The late-Alexandrian method of alchemy was transmitted from Stephanos via his student, a Christian hermit-monk named Morienus, to Prince Khālid ibn Yazīd. As a feature of the Islamic Empire’s fascination with learning, alchemy was preserved by philosopher-physicians known as Ḥakīm. Throughout the Islamic Empire during the 7th – 10th centuries, alchemy became incredibly experimental with an emphasis towards applied chemistry and pharmacology. The Philosophers’ Stone was known to Islamic alchemists as al-iksir, from which we derive the term elixir. Writings attributed to Jābir ibn Hayyān are the first known to reveal the Philosophers’ Stone as possessing fantastic therapeutic and antidotal properties. Jābir claims to have prescribed the elixir to treat over 1,000 cases successfully. His therapeutic use of the Philosophers’ Stone set the standard for Islamic medico-alchemy, which resulted in a number of other alchemical elixirs that owe their development to experimental Islamic alchemy and cultural intercourse with Chinese, Indian and Persian elixir-alchemy traditions.

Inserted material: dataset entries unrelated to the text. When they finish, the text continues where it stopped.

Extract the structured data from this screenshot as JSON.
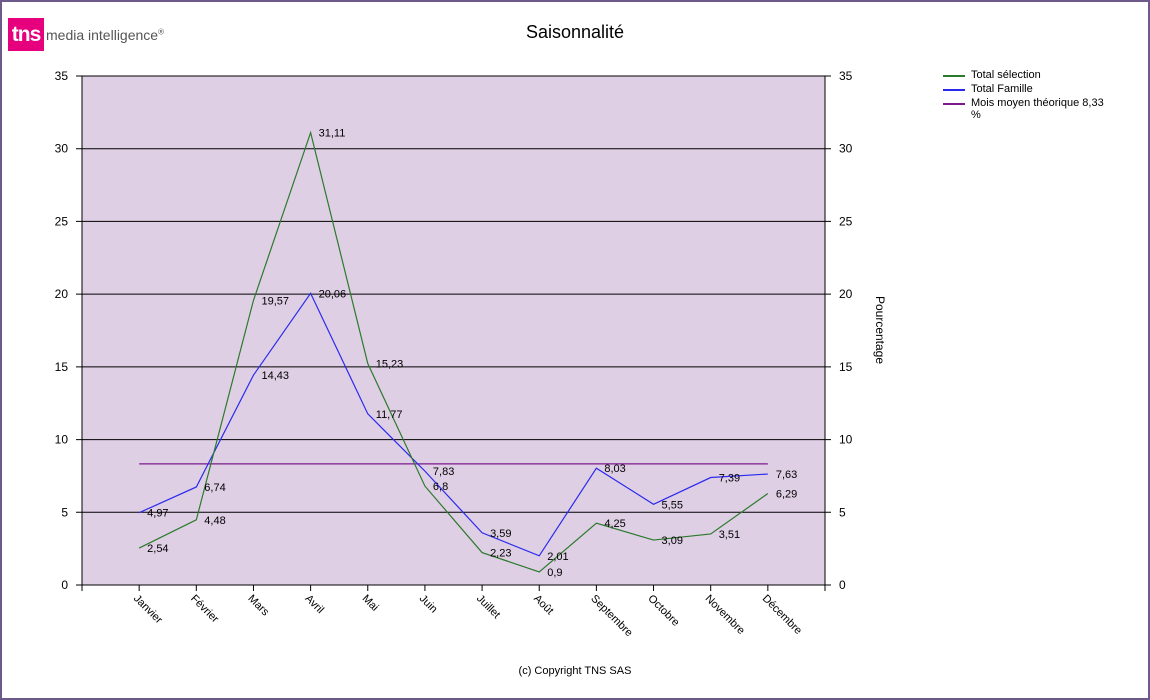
{
  "logo": {
    "mark": "tns",
    "text": "media intelligence",
    "sup": "®"
  },
  "copyright": "(c) Copyright TNS SAS",
  "colors": {
    "plot_bg": "#dfcfe5",
    "selection": "#2b7a2b",
    "famille": "#2a2aef",
    "moyen": "#7b1a8b",
    "brand": "#e6007e"
  },
  "chart_data": {
    "type": "line",
    "title": "Saisonnalité",
    "ylabel_right": "Pourcentage",
    "xlabel": "",
    "ylim": [
      0,
      35
    ],
    "yticks": [
      0,
      5,
      10,
      15,
      20,
      25,
      30,
      35
    ],
    "grid": true,
    "legend_position": "top-right",
    "categories": [
      "Janvier",
      "Février",
      "Mars",
      "Avril",
      "Mai",
      "Juin",
      "Juillet",
      "Août",
      "Septembre",
      "Octobre",
      "Novembre",
      "Décembre"
    ],
    "series": [
      {
        "name": "Total sélection",
        "color": "#2b7a2b",
        "values": [
          2.54,
          4.48,
          19.57,
          31.11,
          15.23,
          6.8,
          2.23,
          0.9,
          4.25,
          3.09,
          3.51,
          6.29
        ],
        "labels": [
          "2,54",
          "4,48",
          "19,57",
          "31,11",
          "15,23",
          "6,8",
          "2,23",
          "0,9",
          "4,25",
          "3,09",
          "3,51",
          "6,29"
        ]
      },
      {
        "name": "Total Famille",
        "color": "#2a2aef",
        "values": [
          4.97,
          6.74,
          14.43,
          20.06,
          11.77,
          7.83,
          3.59,
          2.01,
          8.03,
          5.55,
          7.39,
          7.63
        ],
        "labels": [
          "4,97",
          "6,74",
          "14,43",
          "20,06",
          "11,77",
          "7,83",
          "3,59",
          "2,01",
          "8,03",
          "5,55",
          "7,39",
          "7,63"
        ]
      },
      {
        "name": "Mois moyen théorique 8,33 %",
        "color": "#7b1a8b",
        "values": [
          8.33,
          8.33,
          8.33,
          8.33,
          8.33,
          8.33,
          8.33,
          8.33,
          8.33,
          8.33,
          8.33,
          8.33
        ],
        "labels": []
      }
    ]
  }
}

In Europe, Paracelsus favored the therapeutic application of alchemical products over industrial uses such as gold making. His personal approach to alchemy became known as Spagyrics or Iatrochemistry, which has become a living tradition surviving into modern times and preserved by countless adherents. Paracelsus believed that the Tincture of the Philosophers was used as sacred medicine in ancient Egypt and responsible for incredible health and uncommon longevity. The tradition of confecting the Philosophers’ Stone was preserved into the 20th century by modern alchemists such as Archibald Cockren, the Ingalese couple, Fulcanelli and many others. The reason for such secrecy surrounding the Philosophers’ Stone was to protect the simplicity of its confection. The process of initiation or the incredibly arduous independent search for the secret of its confection ensured a level of appreciation, reverence and personal dedication to the Art.